Triple negative breast cancer (TNBC) accounts for 15-20% of all breast cancers and is currently limited to treatment with chemotherapy administered at the maximum tolerated dose (MTD). However, due to the severe toxicity and the frequent development of chemoresistance, chemotherapy has shown limited therapeutic benefit for TNBC. Various agents with combinational strategies are under current investigation to better target TNBC and improve clinical outcomes. Increasing evidence suggests that anti-cancer agents possess immunomodulatory properties even at lower doses, rendering tumour cells susceptible to immune detection and attack.
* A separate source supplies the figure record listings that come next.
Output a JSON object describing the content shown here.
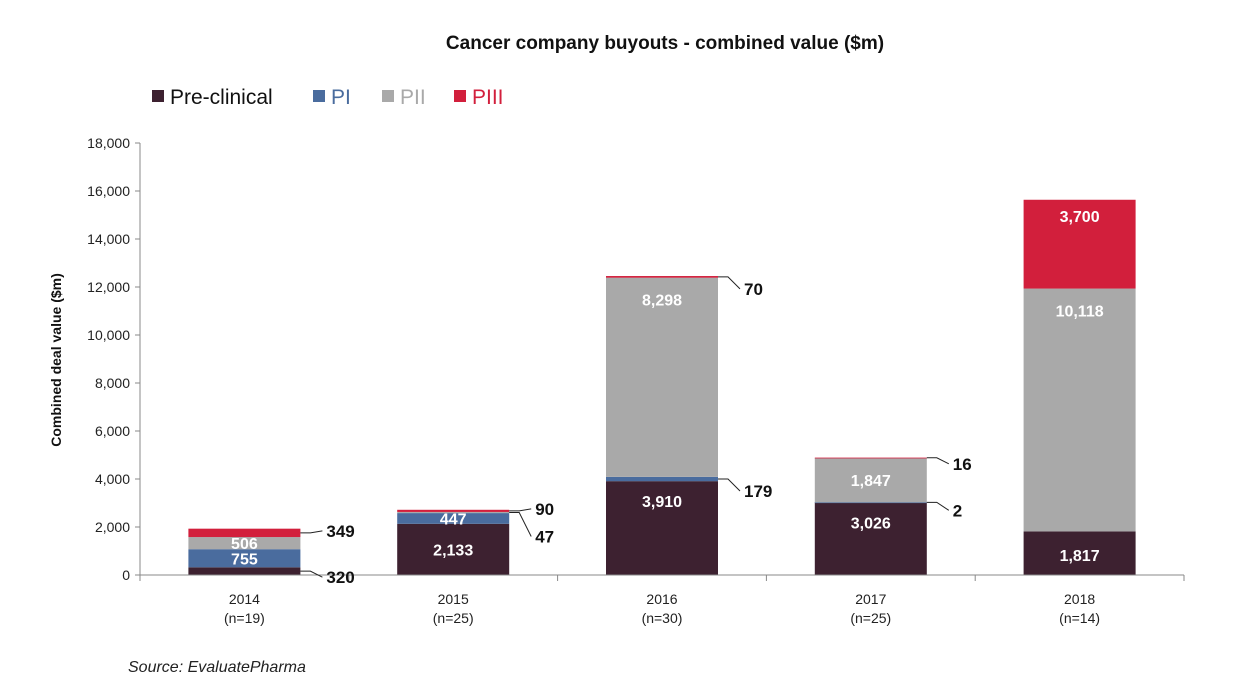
{
  "chart_data": {
    "type": "bar",
    "stacked": true,
    "title": "Cancer company buyouts - combined value ($m)",
    "ylabel": "Combined deal value ($m)",
    "xlabel": "",
    "ylim": [
      0,
      18000
    ],
    "yticks": [
      "0",
      "2,000",
      "4,000",
      "6,000",
      "8,000",
      "10,000",
      "12,000",
      "14,000",
      "16,000",
      "18,000"
    ],
    "grid": false,
    "legend_position": "top-left",
    "categories": [
      {
        "year": "2014",
        "n": "(n=19)"
      },
      {
        "year": "2015",
        "n": "(n=25)"
      },
      {
        "year": "2016",
        "n": "(n=30)"
      },
      {
        "year": "2017",
        "n": "(n=25)"
      },
      {
        "year": "2018",
        "n": "(n=14)"
      }
    ],
    "series": [
      {
        "name": "Pre-clinical",
        "color": "#3d2130",
        "values": [
          320,
          2133,
          3910,
          3026,
          1817
        ],
        "labels": [
          "320",
          "2,133",
          "3,910",
          "3,026",
          "1,817"
        ],
        "label_pos": [
          "out",
          "in",
          "in",
          "in",
          "in"
        ]
      },
      {
        "name": "PI",
        "color": "#4a6c9e",
        "values": [
          755,
          447,
          179,
          2,
          0
        ],
        "labels": [
          "755",
          "447",
          "179",
          "2",
          ""
        ],
        "label_pos": [
          "in",
          "in",
          "out",
          "out",
          "none"
        ]
      },
      {
        "name": "PII",
        "color": "#a9a9a9",
        "values": [
          506,
          47,
          8298,
          1847,
          10118
        ],
        "labels": [
          "506",
          "47",
          "8,298",
          "1,847",
          "10,118"
        ],
        "label_pos": [
          "in",
          "out",
          "in",
          "in",
          "in"
        ]
      },
      {
        "name": "PIII",
        "color": "#d21f3c",
        "values": [
          349,
          90,
          70,
          16,
          3700
        ],
        "labels": [
          "349",
          "90",
          "70",
          "16",
          "3,700"
        ],
        "label_pos": [
          "out",
          "out",
          "out",
          "out",
          "in"
        ]
      }
    ],
    "source": "Source: EvaluatePharma"
  }
}
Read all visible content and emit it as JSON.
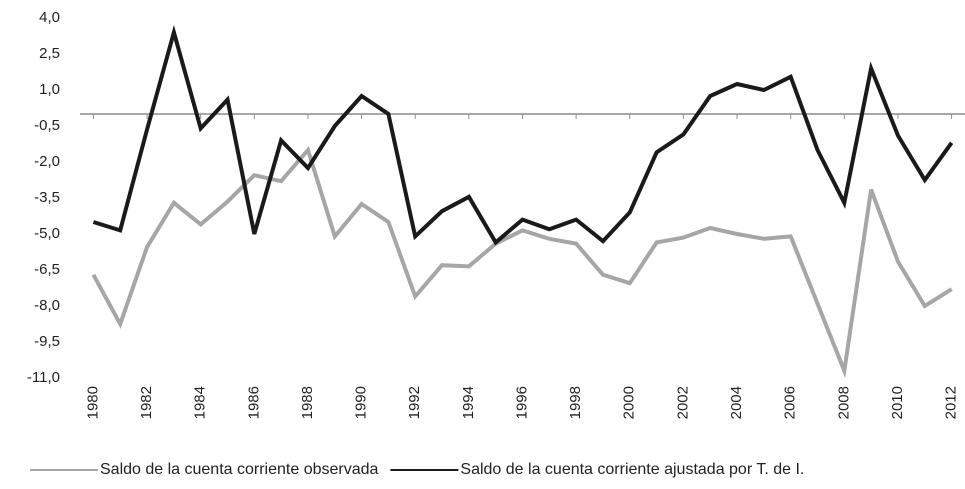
{
  "chart_data": {
    "type": "line",
    "x": [
      1980,
      1981,
      1982,
      1983,
      1984,
      1985,
      1986,
      1987,
      1988,
      1989,
      1990,
      1991,
      1992,
      1993,
      1994,
      1995,
      1996,
      1997,
      1998,
      1999,
      2000,
      2001,
      2002,
      2003,
      2004,
      2005,
      2006,
      2007,
      2008,
      2009,
      2010,
      2011,
      2012
    ],
    "xlim": [
      1979.5,
      2012.5
    ],
    "xticks": [
      1980,
      1982,
      1984,
      1986,
      1988,
      1990,
      1992,
      1994,
      1996,
      1998,
      2000,
      2002,
      2004,
      2006,
      2008,
      2010,
      2012
    ],
    "ylim": [
      -11,
      4
    ],
    "yticks": [
      {
        "value": 4,
        "label": "4,0"
      },
      {
        "value": 2.5,
        "label": "2,5"
      },
      {
        "value": 1,
        "label": "1,0"
      },
      {
        "value": -0.5,
        "label": "-0,5"
      },
      {
        "value": -2,
        "label": "-2,0"
      },
      {
        "value": -3.5,
        "label": "-3,5"
      },
      {
        "value": -5,
        "label": "-5,0"
      },
      {
        "value": -6.5,
        "label": "-6,5"
      },
      {
        "value": -8,
        "label": "-8,0"
      },
      {
        "value": -9.5,
        "label": "-9,5"
      },
      {
        "value": -11,
        "label": "-11,0"
      }
    ],
    "series": [
      {
        "name": "Saldo de la cuenta corriente observada",
        "color": "#a6a6a6",
        "values": [
          -6.7,
          -8.75,
          -5.55,
          -3.7,
          -4.6,
          -3.65,
          -2.55,
          -2.8,
          -1.5,
          -5.1,
          -3.75,
          -4.5,
          -7.6,
          -6.3,
          -6.35,
          -5.4,
          -4.85,
          -5.2,
          -5.4,
          -6.7,
          -7.05,
          -5.35,
          -5.15,
          -4.75,
          -5.0,
          -5.2,
          -5.1,
          -7.9,
          -10.7,
          -3.15,
          -6.15,
          -8.0,
          -7.3
        ]
      },
      {
        "name": "Saldo de la cuenta corriente ajustada por T. de I.",
        "color": "#1a1a1a",
        "values": [
          -4.5,
          -4.85,
          -0.65,
          3.4,
          -0.6,
          0.6,
          -5.0,
          -1.1,
          -2.25,
          -0.5,
          0.75,
          0.0,
          -5.1,
          -4.05,
          -3.45,
          -5.35,
          -4.4,
          -4.8,
          -4.4,
          -5.3,
          -4.1,
          -1.6,
          -0.85,
          0.75,
          1.25,
          1.0,
          1.55,
          -1.5,
          -3.7,
          1.9,
          -0.9,
          -2.75,
          -1.2
        ]
      }
    ]
  }
}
Recent findings suggest that chemotherapy-induced stress can upregulate natural killer (NK) cell-activating ligands on tumour cells, enhancing their susceptibility to the attack by NK cells of the innate immune system. Therefore, this study investigated the immunogenic potential of two anti-cancer agents in combination with the highly cytotoxic NK-92 cell line: doxorubicin – a widely used anthracycline for breast cancer and CTR 20 – a novel, less-toxic chalcone-based compound synthesized by the Lee laboratory. The overall aim of this study was to determine the therapeutic potential of low-dose chemotherapy in enhancing the presentation of ligands for the NKG2D activating receptor of NK cells, to increase MDA-MB-231 cell susceptibility to NK-92 cell-mediated tumour cell killing. Results demonstrated that low-dose CTR 20 treatment was unsuccessful in rendering MDA-MB-231 cells susceptible to attack by NK-92 cells. Conversely, low-dose doxorubicin treatment successfully upregulated NKG2DL presentation, rendering MDA-MB-231 cells susceptible to NK-92 cytotoxicity without affecting NK-92 degranulation capacity. NK-92 cytotoxicity alone was responsible for inducing a maximum area of tumour cell death of ≈11,000 µm2 /image, whereas the maximum area of tumour cell death following combination therapy with low-dose doxorubicin was ≈13,000 µm2/image, a synergistic increase of 2,000 µm2/image. The findings from this study demonstrate the potential of low-dose doxorubicin treatment to be used incombination with NK-92 cell-mediated immunotherapy to deliver an improved anti-tumour response against TNBC while achieving favourable levels of toxicity.